There are not many people who don’t know that I have an obsession with radio. I love listening to the witty banter of the morning show hosts, as they talk about the hot topics of the day with a local flare. On my morning commute to work I often find my mind engulfed in everything they have to say, and I’m mesmerized by the personal sagas of the guests they interview.
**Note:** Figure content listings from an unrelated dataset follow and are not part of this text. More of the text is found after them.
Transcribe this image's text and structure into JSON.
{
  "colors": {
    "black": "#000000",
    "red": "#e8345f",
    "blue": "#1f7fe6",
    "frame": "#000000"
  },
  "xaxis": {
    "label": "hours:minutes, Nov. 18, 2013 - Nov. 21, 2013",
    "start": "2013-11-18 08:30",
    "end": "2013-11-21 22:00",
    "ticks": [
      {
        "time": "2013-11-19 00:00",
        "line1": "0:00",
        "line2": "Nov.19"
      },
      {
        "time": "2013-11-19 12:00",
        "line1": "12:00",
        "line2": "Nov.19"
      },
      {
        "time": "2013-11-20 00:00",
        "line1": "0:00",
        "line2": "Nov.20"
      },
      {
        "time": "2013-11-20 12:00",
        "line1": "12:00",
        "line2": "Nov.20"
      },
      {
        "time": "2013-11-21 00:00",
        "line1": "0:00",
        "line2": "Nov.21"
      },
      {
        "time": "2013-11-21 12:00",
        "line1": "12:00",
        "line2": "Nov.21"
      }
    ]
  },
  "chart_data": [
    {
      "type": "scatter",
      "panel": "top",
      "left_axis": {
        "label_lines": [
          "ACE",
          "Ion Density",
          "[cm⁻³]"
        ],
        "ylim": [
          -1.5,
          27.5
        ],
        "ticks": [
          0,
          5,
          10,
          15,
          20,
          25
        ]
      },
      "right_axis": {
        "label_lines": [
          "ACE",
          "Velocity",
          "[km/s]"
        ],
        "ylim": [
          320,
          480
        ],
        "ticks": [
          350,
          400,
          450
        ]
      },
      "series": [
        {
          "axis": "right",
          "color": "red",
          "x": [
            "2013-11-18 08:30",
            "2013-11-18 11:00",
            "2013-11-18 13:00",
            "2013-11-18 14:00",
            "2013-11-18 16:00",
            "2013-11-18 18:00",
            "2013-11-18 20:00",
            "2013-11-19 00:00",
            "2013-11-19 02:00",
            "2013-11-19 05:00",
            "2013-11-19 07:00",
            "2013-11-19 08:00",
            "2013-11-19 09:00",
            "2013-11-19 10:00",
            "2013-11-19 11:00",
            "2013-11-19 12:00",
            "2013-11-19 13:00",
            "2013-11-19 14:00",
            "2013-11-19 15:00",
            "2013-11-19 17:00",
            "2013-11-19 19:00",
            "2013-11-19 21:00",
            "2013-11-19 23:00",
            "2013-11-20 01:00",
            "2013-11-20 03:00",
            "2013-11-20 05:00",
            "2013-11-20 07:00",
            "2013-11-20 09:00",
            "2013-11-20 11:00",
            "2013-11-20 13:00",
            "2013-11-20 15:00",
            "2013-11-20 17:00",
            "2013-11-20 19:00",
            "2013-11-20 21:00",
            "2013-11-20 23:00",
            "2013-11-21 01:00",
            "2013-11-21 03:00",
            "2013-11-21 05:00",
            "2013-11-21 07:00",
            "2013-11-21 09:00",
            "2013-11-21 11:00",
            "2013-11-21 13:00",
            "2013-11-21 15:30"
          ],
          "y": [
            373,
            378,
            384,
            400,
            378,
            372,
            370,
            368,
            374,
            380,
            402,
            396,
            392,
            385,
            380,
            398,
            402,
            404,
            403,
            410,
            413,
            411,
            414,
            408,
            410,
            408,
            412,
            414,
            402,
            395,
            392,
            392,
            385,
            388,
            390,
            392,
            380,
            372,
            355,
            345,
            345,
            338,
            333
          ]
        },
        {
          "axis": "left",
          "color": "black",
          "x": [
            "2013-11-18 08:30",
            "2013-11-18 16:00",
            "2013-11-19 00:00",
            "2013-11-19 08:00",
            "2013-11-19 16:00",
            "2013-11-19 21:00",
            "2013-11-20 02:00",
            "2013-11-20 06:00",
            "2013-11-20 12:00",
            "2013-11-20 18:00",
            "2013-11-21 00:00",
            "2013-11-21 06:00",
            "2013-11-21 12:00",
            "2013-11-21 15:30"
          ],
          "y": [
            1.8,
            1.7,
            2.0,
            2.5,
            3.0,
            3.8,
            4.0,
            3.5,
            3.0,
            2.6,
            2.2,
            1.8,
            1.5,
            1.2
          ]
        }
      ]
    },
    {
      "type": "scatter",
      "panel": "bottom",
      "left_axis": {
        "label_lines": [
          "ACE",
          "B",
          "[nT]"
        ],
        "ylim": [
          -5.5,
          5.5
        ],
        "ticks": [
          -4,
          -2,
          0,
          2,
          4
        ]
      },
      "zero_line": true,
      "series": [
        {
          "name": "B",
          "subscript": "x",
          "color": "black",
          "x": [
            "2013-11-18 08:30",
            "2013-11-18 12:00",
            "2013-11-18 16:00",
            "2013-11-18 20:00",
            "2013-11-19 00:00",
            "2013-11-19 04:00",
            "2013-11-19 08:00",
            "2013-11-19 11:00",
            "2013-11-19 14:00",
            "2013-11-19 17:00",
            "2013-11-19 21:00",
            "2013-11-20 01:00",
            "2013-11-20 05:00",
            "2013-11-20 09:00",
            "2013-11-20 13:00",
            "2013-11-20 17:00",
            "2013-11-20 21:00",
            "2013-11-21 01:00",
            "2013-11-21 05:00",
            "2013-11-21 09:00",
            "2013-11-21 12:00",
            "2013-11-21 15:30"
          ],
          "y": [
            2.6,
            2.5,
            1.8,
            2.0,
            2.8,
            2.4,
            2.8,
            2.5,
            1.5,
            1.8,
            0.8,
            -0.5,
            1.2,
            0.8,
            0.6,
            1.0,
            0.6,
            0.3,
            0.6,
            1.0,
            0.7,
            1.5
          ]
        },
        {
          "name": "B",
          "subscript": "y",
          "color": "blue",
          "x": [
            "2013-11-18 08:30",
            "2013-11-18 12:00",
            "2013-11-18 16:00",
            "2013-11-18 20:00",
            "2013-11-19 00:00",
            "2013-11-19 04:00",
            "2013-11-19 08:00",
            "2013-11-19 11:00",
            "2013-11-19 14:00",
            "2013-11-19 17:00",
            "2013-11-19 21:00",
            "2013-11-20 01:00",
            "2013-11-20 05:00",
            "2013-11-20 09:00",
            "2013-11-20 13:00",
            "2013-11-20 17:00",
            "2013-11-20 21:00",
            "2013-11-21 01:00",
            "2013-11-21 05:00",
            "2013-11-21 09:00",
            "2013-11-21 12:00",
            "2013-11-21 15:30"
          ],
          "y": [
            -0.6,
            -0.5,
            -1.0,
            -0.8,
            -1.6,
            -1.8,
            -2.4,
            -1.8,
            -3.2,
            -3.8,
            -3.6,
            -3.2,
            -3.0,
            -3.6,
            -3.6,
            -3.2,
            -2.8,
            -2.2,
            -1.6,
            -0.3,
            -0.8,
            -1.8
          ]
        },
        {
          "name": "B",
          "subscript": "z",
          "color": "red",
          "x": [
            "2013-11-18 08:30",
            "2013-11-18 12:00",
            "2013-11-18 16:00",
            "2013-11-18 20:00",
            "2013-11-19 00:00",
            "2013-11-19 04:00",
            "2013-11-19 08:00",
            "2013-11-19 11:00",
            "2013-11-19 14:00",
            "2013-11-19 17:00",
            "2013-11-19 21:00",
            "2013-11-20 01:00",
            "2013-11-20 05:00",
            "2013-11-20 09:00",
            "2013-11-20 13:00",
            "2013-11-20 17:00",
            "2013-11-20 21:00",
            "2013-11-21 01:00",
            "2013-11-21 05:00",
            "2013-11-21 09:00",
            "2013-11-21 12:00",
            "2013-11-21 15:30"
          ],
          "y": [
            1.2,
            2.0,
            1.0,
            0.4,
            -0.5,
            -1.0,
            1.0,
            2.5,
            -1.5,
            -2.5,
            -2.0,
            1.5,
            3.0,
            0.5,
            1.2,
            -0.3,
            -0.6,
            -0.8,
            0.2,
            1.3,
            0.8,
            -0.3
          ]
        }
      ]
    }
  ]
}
This morning while stopped at a red light on my way to work I was enjoying my morning ritual when a light blue Cadillac hearse crossed the intersection in front of me. There was nothing remarkable about the series of events that led the car to be in my path, but suddenly, I wasn’t in my car anymore, I was sitting in the back seat of the hearse. I was wearing a thick black cotton maternity/nursing dress that had gone slightly knobby from wear, and it was a little loose on my 4 day post partum body. And on the seat next to me was a small white box. My arm clutched around it. It was holding the dead body of my daughter. The last time I would ever hold her close. In a small white box, in the middle of the back seat of a pale blue hearse. Wearing a knobby black cotton dress. And my throat burned. And my eyes ached. And I could feel the texture of the box as I dug my fingernails in and held on like my life was in that box, because it was.
And then I blinked and my light turned green, the local hosts threw to their roving traffic reporter and I cleared my throat and kept on driving to work.